Keywords: Confocal laser endomicroscopy; Early gastric cancer; Endoscopic resection; Hybrid natural orifice transluminal endoscopic surgery; Sentinel node navigation.

Figures

Figure 1
Figure 1
Features of confocal endomicroscopy. A: Normal gastric epithelium, round pattern of normal crypts is observed; B: Dysplasia, dark epithelium with irregular and varying thickness is observed; C: Differentiated adenocarcinoma, disorganized epithelium with dark and irregular glands is observed; D: Undifferentiated adenocarcinoma, dark and irregular cells with no identifiable glandular structures are observed.
Figure 2
Figure 2
Endoscopic submucosal dissection with sentinel node navigation. A: Marking for endoscopic submucosal dissection is performed around the tumor; B: Indocyanine green is injected into the submucosal layer around the tumor for sentinel node navigation; C: Sentinel node harvest is performed by laparoscopic pick-up biopsy; D: Endoscopic submucosal dissection is performed.
Figure 3
Figure 3
Full-thickness gastric resection.
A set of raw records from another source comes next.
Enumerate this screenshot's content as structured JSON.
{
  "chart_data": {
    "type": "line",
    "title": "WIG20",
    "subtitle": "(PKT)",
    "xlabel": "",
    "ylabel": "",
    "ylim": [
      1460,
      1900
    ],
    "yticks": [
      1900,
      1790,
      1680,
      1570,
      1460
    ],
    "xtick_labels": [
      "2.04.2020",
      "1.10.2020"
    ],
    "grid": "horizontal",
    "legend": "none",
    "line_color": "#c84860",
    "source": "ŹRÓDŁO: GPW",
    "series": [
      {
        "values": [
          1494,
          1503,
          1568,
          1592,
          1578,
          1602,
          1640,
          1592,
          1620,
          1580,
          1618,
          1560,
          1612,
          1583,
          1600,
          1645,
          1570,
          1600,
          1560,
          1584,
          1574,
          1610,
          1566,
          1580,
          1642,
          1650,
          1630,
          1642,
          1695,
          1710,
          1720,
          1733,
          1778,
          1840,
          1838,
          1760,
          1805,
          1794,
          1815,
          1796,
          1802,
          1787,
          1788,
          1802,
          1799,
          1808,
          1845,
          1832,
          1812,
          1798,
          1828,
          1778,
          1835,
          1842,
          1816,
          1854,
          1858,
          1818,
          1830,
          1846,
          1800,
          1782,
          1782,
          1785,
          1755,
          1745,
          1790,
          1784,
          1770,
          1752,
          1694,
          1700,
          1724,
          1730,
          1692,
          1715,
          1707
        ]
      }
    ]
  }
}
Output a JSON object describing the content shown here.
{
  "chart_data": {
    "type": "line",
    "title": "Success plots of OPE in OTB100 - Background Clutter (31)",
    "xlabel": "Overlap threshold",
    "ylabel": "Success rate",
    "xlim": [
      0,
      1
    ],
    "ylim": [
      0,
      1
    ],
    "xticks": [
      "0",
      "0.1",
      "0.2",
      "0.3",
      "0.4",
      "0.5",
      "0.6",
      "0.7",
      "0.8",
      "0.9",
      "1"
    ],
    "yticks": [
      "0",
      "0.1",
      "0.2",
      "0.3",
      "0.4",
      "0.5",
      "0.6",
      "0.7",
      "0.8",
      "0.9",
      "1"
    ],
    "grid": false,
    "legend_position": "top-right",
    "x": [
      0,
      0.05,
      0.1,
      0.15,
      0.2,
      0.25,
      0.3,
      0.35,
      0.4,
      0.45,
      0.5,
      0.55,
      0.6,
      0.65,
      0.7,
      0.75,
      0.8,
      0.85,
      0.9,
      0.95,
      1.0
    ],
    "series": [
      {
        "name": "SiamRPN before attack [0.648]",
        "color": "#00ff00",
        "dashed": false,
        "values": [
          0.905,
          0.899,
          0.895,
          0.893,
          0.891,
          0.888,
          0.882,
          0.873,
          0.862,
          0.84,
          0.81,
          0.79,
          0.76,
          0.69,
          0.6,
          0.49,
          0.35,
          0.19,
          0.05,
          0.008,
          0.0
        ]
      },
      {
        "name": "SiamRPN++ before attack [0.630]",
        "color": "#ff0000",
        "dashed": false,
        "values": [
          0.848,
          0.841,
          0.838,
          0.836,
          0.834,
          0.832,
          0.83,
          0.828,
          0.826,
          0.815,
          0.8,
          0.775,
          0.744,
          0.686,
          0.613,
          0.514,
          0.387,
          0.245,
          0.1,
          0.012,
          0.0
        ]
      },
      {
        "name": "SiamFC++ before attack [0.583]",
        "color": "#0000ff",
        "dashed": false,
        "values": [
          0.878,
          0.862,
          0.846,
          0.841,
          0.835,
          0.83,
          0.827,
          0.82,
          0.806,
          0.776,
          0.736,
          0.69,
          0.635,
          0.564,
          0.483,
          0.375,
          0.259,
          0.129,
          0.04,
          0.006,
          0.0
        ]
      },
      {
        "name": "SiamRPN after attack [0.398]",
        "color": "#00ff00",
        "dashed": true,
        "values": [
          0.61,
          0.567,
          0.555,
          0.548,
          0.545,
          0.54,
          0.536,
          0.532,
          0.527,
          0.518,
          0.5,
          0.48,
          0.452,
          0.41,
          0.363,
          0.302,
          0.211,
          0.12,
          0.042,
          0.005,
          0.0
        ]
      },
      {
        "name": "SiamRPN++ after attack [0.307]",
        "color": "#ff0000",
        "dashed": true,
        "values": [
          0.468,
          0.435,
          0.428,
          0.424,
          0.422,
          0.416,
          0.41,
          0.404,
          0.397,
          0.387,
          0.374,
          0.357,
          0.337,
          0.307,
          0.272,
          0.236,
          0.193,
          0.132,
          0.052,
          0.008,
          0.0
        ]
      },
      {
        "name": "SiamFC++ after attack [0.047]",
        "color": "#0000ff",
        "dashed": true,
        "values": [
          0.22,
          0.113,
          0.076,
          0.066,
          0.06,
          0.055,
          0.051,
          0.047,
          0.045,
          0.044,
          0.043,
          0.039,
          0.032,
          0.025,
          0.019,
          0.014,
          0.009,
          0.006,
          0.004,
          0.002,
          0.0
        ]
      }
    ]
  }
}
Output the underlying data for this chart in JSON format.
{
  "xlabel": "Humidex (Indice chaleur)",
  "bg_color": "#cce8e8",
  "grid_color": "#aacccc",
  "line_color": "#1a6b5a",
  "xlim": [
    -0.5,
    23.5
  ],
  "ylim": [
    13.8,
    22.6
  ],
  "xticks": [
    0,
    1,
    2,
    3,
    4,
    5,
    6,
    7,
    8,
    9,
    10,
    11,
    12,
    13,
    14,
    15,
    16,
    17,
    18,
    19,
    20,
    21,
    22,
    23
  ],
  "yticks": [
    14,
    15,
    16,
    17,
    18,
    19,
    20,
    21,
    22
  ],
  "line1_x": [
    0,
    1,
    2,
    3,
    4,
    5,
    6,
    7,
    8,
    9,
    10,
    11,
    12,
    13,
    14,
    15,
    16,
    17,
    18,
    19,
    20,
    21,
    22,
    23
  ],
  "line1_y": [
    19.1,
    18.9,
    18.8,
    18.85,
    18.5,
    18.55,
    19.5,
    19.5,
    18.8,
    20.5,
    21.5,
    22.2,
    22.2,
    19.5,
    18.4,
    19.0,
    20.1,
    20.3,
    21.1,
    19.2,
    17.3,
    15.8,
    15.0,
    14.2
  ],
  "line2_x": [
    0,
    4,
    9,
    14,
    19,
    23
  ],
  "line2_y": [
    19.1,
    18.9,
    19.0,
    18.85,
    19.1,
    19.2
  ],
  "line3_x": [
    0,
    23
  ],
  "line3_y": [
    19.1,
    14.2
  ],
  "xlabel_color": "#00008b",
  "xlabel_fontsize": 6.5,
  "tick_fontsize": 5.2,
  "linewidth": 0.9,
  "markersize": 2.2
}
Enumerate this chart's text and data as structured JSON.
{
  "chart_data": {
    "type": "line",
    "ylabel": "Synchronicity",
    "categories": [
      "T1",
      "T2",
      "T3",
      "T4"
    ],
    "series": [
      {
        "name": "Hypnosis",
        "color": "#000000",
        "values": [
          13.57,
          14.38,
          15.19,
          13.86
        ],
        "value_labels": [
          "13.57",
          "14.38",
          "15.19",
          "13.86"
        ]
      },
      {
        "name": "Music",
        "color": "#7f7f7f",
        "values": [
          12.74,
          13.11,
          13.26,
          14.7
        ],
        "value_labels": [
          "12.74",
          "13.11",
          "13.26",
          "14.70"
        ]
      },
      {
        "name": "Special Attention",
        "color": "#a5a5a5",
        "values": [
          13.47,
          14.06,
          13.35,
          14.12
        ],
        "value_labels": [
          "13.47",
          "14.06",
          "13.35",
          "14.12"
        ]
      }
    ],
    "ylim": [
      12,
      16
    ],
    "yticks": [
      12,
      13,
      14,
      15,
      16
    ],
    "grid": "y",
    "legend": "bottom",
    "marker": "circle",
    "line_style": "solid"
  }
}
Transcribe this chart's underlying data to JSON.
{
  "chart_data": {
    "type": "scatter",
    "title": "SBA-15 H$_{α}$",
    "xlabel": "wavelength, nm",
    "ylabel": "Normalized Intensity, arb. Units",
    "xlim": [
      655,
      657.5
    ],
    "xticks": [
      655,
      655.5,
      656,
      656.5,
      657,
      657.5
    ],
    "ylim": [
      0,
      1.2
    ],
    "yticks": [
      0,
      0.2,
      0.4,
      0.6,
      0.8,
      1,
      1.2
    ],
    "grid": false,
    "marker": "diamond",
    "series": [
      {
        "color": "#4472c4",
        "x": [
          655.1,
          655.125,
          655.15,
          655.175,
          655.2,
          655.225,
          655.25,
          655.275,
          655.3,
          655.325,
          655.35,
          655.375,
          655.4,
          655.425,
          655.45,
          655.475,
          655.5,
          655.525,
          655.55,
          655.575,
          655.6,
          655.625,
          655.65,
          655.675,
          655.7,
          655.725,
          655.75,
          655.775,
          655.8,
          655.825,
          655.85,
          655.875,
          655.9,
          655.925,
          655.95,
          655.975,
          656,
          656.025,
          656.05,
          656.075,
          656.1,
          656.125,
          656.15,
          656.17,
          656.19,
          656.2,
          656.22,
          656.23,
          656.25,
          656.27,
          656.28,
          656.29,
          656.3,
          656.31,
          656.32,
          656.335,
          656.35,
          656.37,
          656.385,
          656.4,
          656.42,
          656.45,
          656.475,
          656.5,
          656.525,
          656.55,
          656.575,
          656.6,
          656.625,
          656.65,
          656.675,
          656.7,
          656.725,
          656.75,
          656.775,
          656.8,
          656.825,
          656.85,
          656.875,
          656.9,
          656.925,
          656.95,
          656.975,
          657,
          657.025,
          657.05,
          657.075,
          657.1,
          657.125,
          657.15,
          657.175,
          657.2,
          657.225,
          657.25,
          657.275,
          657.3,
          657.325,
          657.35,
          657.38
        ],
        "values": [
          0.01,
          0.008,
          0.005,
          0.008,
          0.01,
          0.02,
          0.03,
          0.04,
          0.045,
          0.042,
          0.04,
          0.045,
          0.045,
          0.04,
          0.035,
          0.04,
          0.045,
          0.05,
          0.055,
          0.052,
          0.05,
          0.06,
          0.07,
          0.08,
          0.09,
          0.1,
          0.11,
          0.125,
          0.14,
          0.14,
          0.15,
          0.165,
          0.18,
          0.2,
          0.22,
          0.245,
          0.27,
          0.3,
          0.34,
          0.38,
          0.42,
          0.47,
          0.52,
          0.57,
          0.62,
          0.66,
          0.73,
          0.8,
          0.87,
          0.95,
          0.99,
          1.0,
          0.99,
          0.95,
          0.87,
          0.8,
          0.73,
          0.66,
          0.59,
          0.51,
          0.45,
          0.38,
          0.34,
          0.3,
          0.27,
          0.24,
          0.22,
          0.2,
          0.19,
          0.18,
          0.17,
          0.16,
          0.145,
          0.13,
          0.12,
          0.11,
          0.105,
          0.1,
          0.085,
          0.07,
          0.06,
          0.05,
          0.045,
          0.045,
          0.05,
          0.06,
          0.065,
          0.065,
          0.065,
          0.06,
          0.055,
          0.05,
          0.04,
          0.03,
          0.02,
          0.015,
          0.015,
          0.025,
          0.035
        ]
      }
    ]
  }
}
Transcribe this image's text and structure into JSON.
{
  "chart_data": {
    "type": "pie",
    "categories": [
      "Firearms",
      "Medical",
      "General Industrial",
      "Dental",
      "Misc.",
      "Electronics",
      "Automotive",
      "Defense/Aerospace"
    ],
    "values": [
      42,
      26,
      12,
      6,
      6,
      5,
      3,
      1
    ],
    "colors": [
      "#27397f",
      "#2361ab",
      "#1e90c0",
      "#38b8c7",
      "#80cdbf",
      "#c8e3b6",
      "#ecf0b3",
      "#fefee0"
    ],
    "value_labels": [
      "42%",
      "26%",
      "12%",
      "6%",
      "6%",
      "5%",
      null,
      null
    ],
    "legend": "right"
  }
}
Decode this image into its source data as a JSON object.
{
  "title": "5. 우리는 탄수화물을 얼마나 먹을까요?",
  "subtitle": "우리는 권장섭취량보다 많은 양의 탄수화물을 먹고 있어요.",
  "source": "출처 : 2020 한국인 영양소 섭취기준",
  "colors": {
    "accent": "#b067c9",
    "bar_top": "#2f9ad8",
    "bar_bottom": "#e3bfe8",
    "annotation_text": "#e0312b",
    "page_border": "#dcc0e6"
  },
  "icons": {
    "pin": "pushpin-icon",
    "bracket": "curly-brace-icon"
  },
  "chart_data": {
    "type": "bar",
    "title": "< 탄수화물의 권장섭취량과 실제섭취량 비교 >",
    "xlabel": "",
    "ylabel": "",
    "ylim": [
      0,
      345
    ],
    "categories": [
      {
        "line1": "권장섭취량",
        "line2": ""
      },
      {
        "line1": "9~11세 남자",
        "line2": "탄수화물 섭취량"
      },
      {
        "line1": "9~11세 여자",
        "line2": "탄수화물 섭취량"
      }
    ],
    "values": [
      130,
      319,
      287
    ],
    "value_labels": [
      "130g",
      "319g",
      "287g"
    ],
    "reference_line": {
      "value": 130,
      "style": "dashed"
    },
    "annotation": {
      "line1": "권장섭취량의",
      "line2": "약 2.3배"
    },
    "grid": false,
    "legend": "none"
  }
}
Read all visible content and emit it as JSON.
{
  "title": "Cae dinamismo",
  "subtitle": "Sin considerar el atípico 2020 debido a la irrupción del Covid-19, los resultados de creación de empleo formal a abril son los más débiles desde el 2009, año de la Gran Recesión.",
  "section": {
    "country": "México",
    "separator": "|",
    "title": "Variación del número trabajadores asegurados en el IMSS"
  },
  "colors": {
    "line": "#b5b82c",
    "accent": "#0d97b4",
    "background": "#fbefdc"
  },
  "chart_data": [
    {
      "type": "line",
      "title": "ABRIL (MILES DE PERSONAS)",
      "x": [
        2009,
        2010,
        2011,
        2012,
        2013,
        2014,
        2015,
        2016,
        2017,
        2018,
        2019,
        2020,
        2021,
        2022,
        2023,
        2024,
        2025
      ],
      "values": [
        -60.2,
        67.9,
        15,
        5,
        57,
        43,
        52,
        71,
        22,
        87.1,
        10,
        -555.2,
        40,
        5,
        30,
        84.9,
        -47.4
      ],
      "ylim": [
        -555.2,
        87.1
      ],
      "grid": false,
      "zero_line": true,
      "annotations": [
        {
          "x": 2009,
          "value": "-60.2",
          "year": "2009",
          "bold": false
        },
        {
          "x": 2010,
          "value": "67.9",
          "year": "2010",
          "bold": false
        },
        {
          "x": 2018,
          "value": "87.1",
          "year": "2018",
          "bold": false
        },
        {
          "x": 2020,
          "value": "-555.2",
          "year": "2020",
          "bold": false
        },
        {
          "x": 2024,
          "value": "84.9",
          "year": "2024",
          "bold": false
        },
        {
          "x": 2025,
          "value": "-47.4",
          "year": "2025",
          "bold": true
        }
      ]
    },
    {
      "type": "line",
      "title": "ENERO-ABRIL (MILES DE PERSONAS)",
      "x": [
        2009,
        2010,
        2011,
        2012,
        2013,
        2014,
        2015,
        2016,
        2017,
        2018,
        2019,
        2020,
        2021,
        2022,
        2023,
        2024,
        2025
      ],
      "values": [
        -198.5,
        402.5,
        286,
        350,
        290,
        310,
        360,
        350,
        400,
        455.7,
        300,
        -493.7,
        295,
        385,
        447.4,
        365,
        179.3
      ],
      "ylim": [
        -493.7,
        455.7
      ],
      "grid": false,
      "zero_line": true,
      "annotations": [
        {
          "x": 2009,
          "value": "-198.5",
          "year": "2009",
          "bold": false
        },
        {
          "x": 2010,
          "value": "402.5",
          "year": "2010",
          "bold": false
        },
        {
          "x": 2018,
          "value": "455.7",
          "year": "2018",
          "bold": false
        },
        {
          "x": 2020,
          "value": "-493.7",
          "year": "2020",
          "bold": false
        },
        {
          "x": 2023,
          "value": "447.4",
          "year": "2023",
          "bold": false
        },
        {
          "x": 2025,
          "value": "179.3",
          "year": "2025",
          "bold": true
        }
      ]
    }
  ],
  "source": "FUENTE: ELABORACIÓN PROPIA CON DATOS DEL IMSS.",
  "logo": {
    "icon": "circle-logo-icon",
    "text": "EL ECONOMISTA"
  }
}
A: An elevated lesion is noted at the lesser curvature of upper body; B: The lesion becomes distinct by chromoendoscopy using acetic acid and indigocarmin; C: For sentinel node navigation, indocyanine green is injected into the submucosal layer after marking around the tumor; D: Endoscopic full-thickness resection is performed after sentinel node harvest and regional lymph node dissection; E: Final resection is performed with laparoscopy; F: Gastric closure is achieved with laparoscopy.